A Corregedoria do CNJ (Conselho Nacional de Justiça) também abriu investigação para apurar se a Justiça do Espírito Santo resguardou os direitos da criança durante a condução do processo.

Especialistas em direito afirmam que não há um período limite para se fazer um aborto autorizado pela Justiça. Ainda mais, quando a mulher corre risco de morrer.

No Brasil, a Justiça não pune três tipos de aborto: por estupro, quando o feto é anencéfalo (sem cérebro) e quando a mãe corre risco de morrer. O caso da menina se enquadra em dois desses fatores.

“O que vemos no caso dessa menina é que o hospital pode ter optado por uma prática comum de violência, que é a postergação da gravidez para conseguir salvar o feto. Não se pensou na menina”, diz a advogada Sandra Lia Bazzo Barwinski.

Barwinski coordena no Brasil o Cladem (Comitê Latino-Americano e do Caribe para a Defesa dos Direitos da Mulher, entidade que vem denunciando em todo o mundo esse tipo de prática clínica. “Gravidez e maternidade forçadas se equivalem à tortura”, diz a especialista.

Quando procurou pela primeira vez um hospital ainda em São Mateus, no dia 7 deste mês, a menina estava com 21 semanas de gestação, diz Barwinski. “Esse caso começou errado desde o início. A menina deveria ter sido atendida lá mesmo em São Mateus. Qualquer ginecologista e obstetra estão preparados para fazer esse tipo de procedimento.”

Mas a menina, assim que foi liberada do hospital, seguiu para um abrigo de crianças vulneráveis em Vitória.

Segundo a ginecologista Helena Paro, professora da Faculdade de Medicina da UFU (Universidade Federal de Uberlândia), a literatura médica já mostrou que a indução do aborto na idade gestacional em que a menina se encontra é quatro vezes mais segura do que o parto vaginal.
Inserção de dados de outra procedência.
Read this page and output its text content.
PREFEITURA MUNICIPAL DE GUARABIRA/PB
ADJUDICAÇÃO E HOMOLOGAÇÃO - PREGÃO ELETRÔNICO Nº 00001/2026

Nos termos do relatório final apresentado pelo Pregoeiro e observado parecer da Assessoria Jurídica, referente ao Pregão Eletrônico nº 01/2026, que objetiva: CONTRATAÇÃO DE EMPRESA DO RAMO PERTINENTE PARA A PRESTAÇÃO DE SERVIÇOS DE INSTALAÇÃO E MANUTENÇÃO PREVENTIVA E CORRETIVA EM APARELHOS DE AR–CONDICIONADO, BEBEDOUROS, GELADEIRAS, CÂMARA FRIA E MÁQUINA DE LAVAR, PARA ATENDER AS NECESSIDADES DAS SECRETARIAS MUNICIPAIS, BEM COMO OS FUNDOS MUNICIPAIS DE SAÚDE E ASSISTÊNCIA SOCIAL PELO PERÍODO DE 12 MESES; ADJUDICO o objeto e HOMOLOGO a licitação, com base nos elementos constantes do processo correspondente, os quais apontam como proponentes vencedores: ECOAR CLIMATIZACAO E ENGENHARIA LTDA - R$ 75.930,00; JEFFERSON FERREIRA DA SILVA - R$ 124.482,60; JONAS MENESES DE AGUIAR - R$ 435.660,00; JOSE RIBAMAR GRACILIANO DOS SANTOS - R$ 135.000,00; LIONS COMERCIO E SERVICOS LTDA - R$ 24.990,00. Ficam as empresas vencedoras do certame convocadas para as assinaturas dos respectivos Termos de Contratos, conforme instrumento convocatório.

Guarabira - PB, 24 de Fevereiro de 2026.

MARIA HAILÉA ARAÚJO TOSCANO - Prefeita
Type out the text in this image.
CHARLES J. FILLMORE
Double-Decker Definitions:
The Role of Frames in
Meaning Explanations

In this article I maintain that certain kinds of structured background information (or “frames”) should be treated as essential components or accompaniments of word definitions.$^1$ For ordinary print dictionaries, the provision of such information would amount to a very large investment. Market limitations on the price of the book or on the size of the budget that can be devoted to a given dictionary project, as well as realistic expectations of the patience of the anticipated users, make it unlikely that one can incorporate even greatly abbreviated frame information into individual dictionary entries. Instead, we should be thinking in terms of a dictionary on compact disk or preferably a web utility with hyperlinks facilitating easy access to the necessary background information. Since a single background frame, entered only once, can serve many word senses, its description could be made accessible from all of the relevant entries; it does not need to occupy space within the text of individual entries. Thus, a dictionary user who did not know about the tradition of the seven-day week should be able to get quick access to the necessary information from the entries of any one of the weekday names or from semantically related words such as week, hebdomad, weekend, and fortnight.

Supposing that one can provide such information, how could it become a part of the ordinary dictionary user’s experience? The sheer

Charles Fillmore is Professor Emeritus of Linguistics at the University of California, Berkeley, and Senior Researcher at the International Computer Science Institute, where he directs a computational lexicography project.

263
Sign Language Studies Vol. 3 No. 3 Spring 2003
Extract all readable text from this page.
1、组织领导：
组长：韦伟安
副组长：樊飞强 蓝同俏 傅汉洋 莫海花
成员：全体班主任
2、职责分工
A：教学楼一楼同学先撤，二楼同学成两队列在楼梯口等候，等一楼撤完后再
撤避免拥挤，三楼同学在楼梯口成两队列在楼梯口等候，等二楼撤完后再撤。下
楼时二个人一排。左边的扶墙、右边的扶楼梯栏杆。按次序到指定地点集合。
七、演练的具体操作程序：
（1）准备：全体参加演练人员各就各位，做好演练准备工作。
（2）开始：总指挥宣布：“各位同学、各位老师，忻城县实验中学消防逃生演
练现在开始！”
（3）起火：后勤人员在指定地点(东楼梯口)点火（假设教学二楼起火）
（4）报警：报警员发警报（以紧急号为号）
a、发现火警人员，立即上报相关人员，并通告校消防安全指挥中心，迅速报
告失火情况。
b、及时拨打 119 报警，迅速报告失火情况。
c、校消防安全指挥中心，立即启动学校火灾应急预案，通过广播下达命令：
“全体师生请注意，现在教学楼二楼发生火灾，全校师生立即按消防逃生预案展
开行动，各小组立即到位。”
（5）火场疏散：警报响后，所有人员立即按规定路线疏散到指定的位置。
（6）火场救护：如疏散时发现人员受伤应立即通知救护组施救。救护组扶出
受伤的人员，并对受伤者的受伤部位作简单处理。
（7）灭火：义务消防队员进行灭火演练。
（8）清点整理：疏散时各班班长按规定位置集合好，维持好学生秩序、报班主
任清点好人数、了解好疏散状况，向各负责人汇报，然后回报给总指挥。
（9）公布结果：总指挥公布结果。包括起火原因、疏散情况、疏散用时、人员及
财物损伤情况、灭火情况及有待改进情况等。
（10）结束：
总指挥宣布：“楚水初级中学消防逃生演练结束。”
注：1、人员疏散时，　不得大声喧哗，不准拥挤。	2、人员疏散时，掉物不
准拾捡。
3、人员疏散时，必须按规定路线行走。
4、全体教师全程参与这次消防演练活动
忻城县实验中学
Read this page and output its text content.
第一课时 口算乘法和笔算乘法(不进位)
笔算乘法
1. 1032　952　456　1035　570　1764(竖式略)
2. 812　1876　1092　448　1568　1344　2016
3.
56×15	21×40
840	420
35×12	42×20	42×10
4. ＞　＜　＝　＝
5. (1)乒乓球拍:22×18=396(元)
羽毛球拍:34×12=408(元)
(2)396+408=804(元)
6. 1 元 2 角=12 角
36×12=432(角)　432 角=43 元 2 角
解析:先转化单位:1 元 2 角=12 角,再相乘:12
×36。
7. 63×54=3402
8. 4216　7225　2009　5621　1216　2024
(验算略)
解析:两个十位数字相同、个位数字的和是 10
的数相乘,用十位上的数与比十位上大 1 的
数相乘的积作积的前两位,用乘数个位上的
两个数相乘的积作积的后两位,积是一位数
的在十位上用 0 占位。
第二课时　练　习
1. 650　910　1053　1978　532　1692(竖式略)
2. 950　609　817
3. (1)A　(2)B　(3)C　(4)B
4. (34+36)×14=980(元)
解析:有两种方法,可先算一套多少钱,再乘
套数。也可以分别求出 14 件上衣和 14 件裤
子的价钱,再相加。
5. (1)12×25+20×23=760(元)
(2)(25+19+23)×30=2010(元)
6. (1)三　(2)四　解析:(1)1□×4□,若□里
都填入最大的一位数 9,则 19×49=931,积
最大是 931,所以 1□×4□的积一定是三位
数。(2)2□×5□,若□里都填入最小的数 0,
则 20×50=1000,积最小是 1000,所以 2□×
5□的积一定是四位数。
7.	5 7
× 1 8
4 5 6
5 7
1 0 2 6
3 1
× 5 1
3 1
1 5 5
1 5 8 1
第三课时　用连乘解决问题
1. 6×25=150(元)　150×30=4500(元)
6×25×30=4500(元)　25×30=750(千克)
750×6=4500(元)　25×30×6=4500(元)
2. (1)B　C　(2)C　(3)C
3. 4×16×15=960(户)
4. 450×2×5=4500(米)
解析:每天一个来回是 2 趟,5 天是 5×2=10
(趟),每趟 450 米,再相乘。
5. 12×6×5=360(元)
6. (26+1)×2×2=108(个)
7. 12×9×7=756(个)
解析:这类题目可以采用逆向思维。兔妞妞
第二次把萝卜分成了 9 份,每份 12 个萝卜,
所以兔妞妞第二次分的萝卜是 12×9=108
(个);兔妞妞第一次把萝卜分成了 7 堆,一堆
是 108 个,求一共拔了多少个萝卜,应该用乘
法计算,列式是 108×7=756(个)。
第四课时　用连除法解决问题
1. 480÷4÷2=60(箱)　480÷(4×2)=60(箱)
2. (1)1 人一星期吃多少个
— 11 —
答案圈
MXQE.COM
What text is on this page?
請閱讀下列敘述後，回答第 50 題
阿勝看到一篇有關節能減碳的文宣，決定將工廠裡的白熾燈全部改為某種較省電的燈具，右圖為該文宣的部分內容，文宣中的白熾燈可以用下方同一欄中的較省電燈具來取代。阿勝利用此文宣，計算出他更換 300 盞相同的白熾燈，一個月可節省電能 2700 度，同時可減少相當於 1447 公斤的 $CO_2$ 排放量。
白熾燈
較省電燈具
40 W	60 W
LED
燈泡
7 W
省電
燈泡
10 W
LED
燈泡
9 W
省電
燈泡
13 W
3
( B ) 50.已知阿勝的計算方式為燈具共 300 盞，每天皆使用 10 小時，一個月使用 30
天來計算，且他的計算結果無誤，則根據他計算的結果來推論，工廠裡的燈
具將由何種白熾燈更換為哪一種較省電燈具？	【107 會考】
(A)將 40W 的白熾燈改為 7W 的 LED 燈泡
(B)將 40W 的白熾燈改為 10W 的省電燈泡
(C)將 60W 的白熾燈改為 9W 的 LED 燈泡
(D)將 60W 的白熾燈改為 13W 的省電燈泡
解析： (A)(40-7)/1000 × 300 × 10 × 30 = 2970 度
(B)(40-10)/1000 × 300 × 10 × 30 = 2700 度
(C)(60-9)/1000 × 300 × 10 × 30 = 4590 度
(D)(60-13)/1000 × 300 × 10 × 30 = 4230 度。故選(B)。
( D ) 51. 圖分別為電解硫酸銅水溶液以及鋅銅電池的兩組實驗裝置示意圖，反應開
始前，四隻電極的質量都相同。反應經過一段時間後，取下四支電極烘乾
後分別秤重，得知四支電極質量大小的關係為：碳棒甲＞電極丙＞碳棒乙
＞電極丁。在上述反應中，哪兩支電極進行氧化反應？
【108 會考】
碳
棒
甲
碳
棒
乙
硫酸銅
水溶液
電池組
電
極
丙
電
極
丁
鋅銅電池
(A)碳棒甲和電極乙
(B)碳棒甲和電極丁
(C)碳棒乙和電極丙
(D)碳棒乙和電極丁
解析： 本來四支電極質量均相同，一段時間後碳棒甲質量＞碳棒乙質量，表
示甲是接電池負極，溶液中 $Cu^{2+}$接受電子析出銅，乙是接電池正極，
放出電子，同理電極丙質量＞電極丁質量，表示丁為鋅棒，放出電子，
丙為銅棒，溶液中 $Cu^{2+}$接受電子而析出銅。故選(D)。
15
A menina começou os procedimentos de aborto ainda neste domingo mesmo no Cisam (Centro Integrado de Saúde Amaury de Medeiros), hospital referência no atendimento à saúde da mulher.

A Folha não conseguiu apurar se o procedimento foi concluído. Segundo Paro, o aborto pode durar até 24h ou mais dependendo do estado clínico da paciente e dos efeitos da medicação utilizada.

Antes da violência sexual à que foi submetida, a menina já tinha sofrido a morte precoce da mãe e ausência do pai, que está preso.

3 thoughts on “UM HOSPITAL PODE SE NEGAR A SALVAR UMA CRIANÇA?

  1. Vergonhosa a posição deste Hospital Público do Espírito Santo e ainda por cima Hospital Escola. A falta total de ética também exposta. Desculpas mais do que esfarrapadas. Atitude mais do que covarde.

  2. E quem Irá Acompanhar e respaldar dignamente a Vida Desta Criança, depois De anos SOBREvivendo a Tanta Violência psicológica, física e Sexual? Que espécie de Equilíbrio a Sociedade Espera Que tenha Uma Pessoa que vem sendo Agredida De inúmeras Formas para levar adiante Sua infância e Seus Estudos?